MASSENA, N.Y.—Credit unions leaders are telling CUToday.info they aren’t hearing many questions yet from members in the wake of the failure of two large banks, but they are also staying close to the matter and ensuring staff are well-versed on what is happening, are updating their respective boards on the soundness of their own organizations, and indicating the news could drive more consumers to CUs.
As CUToday.info reported, after closing the $212-billion Silicon Valley Bank (SVB) in California and the $110-billion Signature Bank in New York, the FDIC and Treasury have announced “similar systemic risk exception” for both banks that will allow all depositors to be mad full, even though in the case of SVB approximately 90% of its deposits were in accounts that exceeded FDIC insurance caps.
Scott Wilson, CEO of $775-million SeaComm FCU in New York told CUToday.info that as of Monday morning the organization had fielded only one question from members regarding the bank failures failure.
“It was a question regarding the insured amount of $250,000,” said Wilson, who noted his CU has 53,000-plus members. “If a member does ask, we have a standard response that their deposits are insured by the NCUA and nobody has ever lost a dime of NCUA-insured deposits up to the $250,000. If someone wants a higher level of response, or has very specific questions a front-line employee cannot answer, they can speak with a manager, a VP-level person, or with me directly.”
Wilson said that currently he does not believe there is a great need to “get out in front” of any potential member unrest.
‘A Lot of Trust’
“There is a lot of trust in us as a local credit union,” he said. “We live in the communities where our members reside and they either know someone at the credit union or have contact with their family, friends and neighbors who knows someone who works at the credit union.
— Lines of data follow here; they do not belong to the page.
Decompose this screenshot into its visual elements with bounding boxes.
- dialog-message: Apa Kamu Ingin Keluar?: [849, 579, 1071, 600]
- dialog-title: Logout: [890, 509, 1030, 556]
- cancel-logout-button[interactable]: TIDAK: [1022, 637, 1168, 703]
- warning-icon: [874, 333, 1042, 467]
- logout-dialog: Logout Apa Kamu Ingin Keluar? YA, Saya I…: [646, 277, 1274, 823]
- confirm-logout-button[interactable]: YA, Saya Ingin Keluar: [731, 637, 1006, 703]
That makes it real for them, unlike some unknown entity in another state.”
Wilson stressed that credit unions just need to “continue to do what we do well.”
“Keep lending and offering the quality products and services we always have as credit unions and what SeaComm has done for 60 years,” said Wilson. “Consistency will go a long way to continue to instill confidence in the credit union.”
‘Not Being Felt’
In Dallas, Becky Reed, CEO of $164-million Lone Star Credit union—which offers cryptocurrency services—wants to make sure her team is fully familiar on the SVB and Signature Bank failures, and how the troubles the banks suffered are not being felt within the CU movement.
In the case of Signature Bank, it had significant dealings and business with cryptocurrency firms.
“I sent an internal communication to our staff and our board, however, reassuring them that the causes of those bank failures—high concentration in venture capital, tech or crypto depositors—are not impactful for us. We are a community focused consumer financial cooperative and not subject to the kinds of investor pressure those big banks have for high returns.”
Reed said she does not plan to address the failures with members unless they begin to ask about what happened and if the CU could in some way be affected.
“So far, we have not had members call or come in with concerns. I don’t plan to address it publicly unless there’s a big outcry which, so far, has not been seen in the world outside of Silicon Valley,” Reed said.
Any Benefit to Credit Unions?
Could credit unions benefit from the bank failures?
“During the last financial crisis in 2008-2009, when big banks failed, there was a depositor flight to safety where credit unions saw an influx of new members,” reminded Reed. “I suspect that may happen again as credit unions are generally seen as a safer alternative. If there were to be an industry focus on safety and soundness, I think that would play well in this skittish market.”
Luke Labbe, CEO of $312-million PeoplesChoice CU in Saco, Maine, agreed.
“We have had one call, from a senior member,” Labbe said. “This is a great time to show the credit union difference as many customers of commercial banks with uninsured shares are likely to move their funds. It is times like this that give credit unions a great opportunity to steal market share.
A Note to the Board
At the $2.6-billion All In FCU in Daleville, Ala., CEO Bobby Michael said he has simply sent a note to his board.
“I sent something to them explaining that our business model is very different than SVB’s, and also explained to how well-capitalized we are,” said Michael, whose organization’s net worth stands at 10.53%, according to Call Report data.
In Washington, Thomas Dominique, CEO of the $120-million Labor Credit Union, also indicated all is quiet, with no members having shared concerns so far.
“It's something we will keep an eye on. But for now, I don't see anything we need to do to address it,” Domingue said.
‘Not Following the News’
Robby Glore, CEO at $13.6-million Combined Employees CU in Warner Robbins, Ga., said he is not surprised his membership is showing no concerns over the bank failures.
“I haven’t heard anything from our members regarding this,” he said. “Most of my members are minimum wage people and probably do not follow this news as closely as others do.”